Official Python SDK for the Knowhere document parsing API
Project description
Knowhere Python SDK
Official Python SDK for the Knowhere document parsing API.
Installation
pip install knowhere-python-sdk
Or with uv:
uv add knowhere-python-sdk
Usage
import knowhere
client = knowhere.Knowhere(api_key="sk_...")
result = client.parse(url="https://example.com/report.pdf")
print(result.statistics.total_chunks)
print(result.full_markdown[:200])
for chunk in result.text_chunks:
print(chunk.content[:80])
Retrieval and document lifecycle
New documents are published into a retrieval namespace. The server returns a
stable document_id after the job is published. client.jobs.create(...)
does not return a usable document_id; persist job_result.document_id if you
need to update or archive the same document later.
job = client.jobs.create(
source_type="url",
source_url="https://example.com/manual.pdf",
namespace="support-center",
)
job_result = client.jobs.wait(job.job_id)
document_id = job_result.document_id
if document_id is None:
raise RuntimeError("Expected document_id after successful publication.")

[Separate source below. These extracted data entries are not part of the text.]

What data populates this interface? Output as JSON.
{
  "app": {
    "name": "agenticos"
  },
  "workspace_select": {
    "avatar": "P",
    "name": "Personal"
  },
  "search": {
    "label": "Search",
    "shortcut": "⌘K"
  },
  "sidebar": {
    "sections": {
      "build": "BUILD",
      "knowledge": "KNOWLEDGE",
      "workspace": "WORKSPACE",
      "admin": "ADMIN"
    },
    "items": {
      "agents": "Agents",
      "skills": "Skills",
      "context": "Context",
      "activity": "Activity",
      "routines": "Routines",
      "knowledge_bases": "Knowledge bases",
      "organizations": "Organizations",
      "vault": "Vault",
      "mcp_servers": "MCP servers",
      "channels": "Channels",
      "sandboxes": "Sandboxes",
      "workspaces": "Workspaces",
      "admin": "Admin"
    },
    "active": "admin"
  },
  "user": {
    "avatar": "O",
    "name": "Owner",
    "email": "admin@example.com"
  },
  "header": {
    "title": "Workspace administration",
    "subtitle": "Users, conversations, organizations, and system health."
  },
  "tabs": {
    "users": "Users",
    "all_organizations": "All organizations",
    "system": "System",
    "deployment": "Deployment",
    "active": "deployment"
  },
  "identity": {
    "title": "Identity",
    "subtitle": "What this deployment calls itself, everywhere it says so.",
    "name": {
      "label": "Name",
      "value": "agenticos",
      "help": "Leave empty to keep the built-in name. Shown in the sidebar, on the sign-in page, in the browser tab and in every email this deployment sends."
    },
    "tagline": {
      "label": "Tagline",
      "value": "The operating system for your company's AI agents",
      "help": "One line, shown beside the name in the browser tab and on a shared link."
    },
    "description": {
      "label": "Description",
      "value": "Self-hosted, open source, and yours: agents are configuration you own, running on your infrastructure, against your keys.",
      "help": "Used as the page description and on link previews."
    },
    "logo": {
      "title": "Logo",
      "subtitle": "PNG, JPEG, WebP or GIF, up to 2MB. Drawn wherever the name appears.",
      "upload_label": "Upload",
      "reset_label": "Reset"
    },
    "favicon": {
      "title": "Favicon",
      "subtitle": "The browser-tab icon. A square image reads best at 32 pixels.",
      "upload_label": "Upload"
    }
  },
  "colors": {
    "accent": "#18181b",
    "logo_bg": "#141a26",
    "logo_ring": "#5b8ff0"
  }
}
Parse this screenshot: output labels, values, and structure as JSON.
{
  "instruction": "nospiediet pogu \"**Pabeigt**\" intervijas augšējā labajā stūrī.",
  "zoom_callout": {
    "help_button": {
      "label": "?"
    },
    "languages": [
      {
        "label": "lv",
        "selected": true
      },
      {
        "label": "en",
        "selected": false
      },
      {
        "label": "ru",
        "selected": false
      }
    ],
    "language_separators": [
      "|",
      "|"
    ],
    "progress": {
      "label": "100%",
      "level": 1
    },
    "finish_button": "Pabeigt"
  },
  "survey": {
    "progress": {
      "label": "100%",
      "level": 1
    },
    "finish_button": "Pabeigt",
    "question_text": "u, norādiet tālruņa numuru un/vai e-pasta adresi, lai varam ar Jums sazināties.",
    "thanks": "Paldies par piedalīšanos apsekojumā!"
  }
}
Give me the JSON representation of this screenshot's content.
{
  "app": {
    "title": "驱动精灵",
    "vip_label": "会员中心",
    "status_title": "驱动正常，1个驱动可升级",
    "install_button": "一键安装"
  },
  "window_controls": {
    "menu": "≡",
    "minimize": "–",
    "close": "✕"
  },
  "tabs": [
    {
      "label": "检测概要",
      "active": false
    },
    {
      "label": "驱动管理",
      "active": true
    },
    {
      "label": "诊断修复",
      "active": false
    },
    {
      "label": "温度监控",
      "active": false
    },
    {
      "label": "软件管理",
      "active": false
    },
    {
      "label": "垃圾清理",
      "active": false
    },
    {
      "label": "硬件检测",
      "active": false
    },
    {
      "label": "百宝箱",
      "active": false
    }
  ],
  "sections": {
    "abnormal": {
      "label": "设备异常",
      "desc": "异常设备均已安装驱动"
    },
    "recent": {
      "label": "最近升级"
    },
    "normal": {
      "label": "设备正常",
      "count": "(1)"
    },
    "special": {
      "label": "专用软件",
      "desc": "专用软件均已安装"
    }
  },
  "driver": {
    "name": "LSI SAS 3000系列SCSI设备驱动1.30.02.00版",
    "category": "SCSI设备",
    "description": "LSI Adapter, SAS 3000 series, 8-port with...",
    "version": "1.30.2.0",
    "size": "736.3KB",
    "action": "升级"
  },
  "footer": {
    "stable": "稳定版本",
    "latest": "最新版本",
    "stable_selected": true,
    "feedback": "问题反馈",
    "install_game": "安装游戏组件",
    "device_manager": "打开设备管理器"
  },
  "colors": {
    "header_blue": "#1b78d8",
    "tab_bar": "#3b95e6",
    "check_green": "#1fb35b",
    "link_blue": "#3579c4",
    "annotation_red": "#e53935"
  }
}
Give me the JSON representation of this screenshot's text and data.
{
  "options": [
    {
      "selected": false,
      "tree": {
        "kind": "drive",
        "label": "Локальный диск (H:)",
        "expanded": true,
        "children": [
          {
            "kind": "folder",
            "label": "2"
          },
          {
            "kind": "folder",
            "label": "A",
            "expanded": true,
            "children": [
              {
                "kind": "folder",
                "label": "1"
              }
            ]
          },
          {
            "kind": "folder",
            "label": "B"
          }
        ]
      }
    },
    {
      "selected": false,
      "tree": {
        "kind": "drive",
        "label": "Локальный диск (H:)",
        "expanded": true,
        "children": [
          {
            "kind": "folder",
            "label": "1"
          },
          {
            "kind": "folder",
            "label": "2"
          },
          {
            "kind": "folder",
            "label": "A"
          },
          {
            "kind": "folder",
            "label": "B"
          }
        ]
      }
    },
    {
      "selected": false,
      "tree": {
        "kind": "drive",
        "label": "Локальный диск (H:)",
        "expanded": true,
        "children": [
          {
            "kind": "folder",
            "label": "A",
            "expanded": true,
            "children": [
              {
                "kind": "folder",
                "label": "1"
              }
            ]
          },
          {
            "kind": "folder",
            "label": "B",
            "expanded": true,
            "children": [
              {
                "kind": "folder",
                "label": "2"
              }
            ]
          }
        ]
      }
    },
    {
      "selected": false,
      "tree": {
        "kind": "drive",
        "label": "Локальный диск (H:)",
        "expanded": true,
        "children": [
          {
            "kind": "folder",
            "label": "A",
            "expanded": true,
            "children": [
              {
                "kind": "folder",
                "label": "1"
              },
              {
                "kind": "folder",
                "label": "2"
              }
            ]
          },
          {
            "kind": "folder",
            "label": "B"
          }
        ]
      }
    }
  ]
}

After the job is done and published, query the canonical document content:
response = client.retrieval.query(
namespace="support-center",
query="How do I reset Bluetooth pairing?",
top_k=5,
channels=["path", "term"],
filter_mode="keep",
signal_paths=["Bluetooth", "Pairing"],
)
print(response.router_used)
for result in response.results:
print(result.content)
print(result.score)
print(result.source.source_file_name, result.source.section_path)
Use document_id to update or archive a document:
update_job = client.jobs.create(
source_type="url",
source_url="https://example.com/manual-v2.pdf",
document_id=document_id,
)
document = client.documents.get(document_id)
print(document.status)
client.documents.archive(document_id)
You can also list documents in a namespace:
documents = client.documents.list(namespace="support-center")
for document in documents.documents:
print(document.document_id, document.status)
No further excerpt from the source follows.